No tiene un registro exacto de las tantas veces que robaron en el vehículo que le tocó conducir en estos 20 años como chofer profesional. Puede hablar de lo que le ha sucedido en menos de un mes. Han sido tres veces. La última, el primer lunes de este mes. Quedó registrada en la cámara que tiene el bus. Se le llevaron los celulares y pertenencias a 20 personas. “Una señora se acercó para reclamarme. Decía que nos encompinchamos con los delincuentes. ¿Qué podía hacer, si lo primero que hizo el tipo fue apuntarme con el revólver? No somos Superman, no lo somos. Como los pasajeros, también queremos volver a casa, sanos y salvos”.

“Uno hace lo que puede”, dice, como si estuviera obligado a hacer algo. En su caso, podría asegurar que por sus experiencias con los delincuentes lo mejor es no meterse. Pero no. A pesar de las dos veces en las que pudo morir, en agosto pasado reaccionó cuando un individuo que se subió a su carro con un revólver, comenzó a robar mientras cumplía la ruta de regreso la estación.

Transitaba por la calle 29, de Gómez Rendón a Letamendi. “Al ver cerca a un patrullero, lo que hice fue cerrarle el paso. Ese día no hubo robo y se detuvo al ladrón. Le dieron cinco años y yo estoy obligado cada 12 meses a estampar mi firma para que no lo aflojen”.

La muerte es un hecho que le preocupa. Es por eso que cuando piensa en sus hijos, no los quiere en este oficio. El mayor cumplió los 18 años y ya sabe conducir, pero no, sueña con el día en el que se titule de mecánico industrial, que es lo que estudia en la universidad.

Sentado en una esquina de la calle 42 y la O, estación de la línea 107, en lo más profundo del suburbio Oeste, Marcos espera que concluyan los 15 minutos de descanso antes de reiniciar su rutina de conductor de buses, en una ciudad en la que de dos a tres veces en el día alguien que sube al bus, que parece pasajero, pero que no lo es, saca un revólver o un cuchillo y amenaza con matar si no le entregan sus pertenencias. “De verdad que yo no sé cuándo esto se volvió una profesión peligrosa”.

“Conducir me dio una oportunidad”

Marcos Castro Mera tenía ocho años cuando arribó a Guayaquil.
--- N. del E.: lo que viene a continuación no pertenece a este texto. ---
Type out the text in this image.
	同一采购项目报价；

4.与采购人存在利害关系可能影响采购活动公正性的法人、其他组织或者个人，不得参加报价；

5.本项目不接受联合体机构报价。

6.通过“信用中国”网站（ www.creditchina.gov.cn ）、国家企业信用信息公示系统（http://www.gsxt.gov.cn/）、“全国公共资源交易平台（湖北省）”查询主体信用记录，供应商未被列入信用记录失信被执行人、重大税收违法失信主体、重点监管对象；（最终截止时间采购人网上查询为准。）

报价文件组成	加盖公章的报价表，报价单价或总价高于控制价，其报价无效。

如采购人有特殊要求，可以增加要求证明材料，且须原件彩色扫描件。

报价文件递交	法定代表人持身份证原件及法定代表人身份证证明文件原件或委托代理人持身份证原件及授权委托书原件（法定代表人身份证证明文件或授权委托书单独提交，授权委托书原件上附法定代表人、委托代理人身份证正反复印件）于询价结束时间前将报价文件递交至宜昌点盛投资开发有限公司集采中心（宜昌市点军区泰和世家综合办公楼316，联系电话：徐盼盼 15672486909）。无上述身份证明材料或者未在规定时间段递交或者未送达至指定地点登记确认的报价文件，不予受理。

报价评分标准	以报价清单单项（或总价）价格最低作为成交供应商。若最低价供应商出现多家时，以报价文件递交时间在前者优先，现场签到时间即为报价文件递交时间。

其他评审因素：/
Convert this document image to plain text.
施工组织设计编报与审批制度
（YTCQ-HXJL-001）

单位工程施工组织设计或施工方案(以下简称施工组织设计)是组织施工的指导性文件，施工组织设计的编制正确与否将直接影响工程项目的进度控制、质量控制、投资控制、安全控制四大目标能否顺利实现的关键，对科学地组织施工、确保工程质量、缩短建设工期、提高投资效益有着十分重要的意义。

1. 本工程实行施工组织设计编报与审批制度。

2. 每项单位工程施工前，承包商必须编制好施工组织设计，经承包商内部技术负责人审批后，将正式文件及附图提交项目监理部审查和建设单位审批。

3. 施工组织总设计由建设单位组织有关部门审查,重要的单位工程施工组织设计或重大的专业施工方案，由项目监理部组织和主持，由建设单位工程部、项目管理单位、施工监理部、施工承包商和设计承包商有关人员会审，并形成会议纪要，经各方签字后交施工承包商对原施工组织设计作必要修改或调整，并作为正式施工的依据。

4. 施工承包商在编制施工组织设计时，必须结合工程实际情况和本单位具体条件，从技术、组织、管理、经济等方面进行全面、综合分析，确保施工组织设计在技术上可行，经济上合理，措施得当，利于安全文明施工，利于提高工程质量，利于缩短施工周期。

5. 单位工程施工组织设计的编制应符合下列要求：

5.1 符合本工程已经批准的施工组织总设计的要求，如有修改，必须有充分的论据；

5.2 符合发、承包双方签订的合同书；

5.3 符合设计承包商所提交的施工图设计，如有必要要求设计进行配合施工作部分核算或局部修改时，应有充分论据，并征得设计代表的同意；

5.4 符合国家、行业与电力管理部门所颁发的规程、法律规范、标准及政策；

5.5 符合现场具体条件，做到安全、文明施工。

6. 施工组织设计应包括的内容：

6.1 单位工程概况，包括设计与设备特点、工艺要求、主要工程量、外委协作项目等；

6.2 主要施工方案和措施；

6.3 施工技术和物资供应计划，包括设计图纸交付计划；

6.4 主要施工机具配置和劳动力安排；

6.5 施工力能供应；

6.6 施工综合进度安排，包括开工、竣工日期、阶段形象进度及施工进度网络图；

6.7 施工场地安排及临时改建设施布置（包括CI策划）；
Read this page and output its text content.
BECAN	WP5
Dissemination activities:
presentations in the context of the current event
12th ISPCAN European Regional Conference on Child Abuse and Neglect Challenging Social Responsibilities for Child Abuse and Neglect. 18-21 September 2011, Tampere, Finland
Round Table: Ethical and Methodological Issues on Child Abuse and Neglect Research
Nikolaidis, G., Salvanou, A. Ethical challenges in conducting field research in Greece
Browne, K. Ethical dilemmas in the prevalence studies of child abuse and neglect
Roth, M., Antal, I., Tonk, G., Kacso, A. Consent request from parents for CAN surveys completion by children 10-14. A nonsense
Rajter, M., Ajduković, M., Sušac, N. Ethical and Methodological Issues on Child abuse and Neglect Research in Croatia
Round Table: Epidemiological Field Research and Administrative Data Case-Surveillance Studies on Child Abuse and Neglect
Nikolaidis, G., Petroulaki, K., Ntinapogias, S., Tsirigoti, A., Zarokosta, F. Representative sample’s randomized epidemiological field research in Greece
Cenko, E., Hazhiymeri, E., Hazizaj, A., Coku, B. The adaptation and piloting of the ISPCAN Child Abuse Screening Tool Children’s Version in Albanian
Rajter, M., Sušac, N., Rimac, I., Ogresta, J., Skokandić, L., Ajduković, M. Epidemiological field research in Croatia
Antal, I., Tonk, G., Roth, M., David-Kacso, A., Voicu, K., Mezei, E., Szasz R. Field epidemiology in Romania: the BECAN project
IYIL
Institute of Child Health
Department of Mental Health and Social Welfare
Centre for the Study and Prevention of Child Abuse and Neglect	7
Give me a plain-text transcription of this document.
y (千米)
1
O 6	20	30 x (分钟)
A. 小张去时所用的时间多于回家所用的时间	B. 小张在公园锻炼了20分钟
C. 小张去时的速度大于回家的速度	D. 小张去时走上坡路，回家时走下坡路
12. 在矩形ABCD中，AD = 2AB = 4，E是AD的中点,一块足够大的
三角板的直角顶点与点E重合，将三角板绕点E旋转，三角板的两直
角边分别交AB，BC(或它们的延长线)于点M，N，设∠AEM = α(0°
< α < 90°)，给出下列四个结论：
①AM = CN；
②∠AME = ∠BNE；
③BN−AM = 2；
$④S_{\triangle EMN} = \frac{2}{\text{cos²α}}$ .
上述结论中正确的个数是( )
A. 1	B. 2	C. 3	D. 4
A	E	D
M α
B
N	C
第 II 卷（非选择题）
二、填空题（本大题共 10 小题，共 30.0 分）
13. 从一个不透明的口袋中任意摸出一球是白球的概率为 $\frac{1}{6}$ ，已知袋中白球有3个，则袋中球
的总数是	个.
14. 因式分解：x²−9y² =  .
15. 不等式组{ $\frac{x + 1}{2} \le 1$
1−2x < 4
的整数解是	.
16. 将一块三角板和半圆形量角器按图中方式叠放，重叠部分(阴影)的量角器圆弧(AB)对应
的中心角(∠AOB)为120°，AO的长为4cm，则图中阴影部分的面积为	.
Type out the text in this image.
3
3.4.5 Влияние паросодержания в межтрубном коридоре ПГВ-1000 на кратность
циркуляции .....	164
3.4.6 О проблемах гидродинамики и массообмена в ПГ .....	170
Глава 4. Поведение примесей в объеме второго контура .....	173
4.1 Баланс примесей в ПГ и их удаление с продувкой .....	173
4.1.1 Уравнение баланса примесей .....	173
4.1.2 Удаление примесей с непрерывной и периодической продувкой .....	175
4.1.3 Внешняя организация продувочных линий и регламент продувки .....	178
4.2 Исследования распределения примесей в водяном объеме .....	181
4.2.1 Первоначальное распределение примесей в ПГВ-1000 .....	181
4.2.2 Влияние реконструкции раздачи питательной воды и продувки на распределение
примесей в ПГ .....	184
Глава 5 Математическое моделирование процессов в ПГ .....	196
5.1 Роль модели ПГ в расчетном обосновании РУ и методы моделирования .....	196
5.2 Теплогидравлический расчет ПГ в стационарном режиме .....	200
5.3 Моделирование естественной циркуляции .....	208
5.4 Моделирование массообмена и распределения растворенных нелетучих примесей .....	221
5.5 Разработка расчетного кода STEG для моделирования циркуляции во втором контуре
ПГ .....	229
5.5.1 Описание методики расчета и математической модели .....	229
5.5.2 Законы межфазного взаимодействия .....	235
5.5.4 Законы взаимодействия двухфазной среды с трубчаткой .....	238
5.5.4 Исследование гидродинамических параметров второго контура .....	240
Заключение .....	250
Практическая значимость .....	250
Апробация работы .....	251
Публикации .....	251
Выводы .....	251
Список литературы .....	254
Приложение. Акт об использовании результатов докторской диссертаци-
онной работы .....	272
Llegó de Santo Domingo, donde nació y quedó su familia. No tenía nada, ni siquiera un pariente en esta ciudad, pero pudo encontrar un camino. “Un paisano me dio la primera oportunidad de ganarme aunque sea para comer. Me puso de cobrador en un bus de la línea 27. Ahí me inicié, ahí hice también de tarjetero y en donde luego conduje mi primer bus. Es por eso que me siento orgulloso y agradecido de este oficio, aunque sepa que es peligroso”.

En los 20 años que lleva como chofer de buses, pasó por las líneas 117 (actual 171), por la 35, la 20 y finalmente en la 107. “Aquí se me presentó la mejor oportunidad: que me aseguren. En las otras cooperativas, eso del seguro social no sucede, a nadie aseguran”.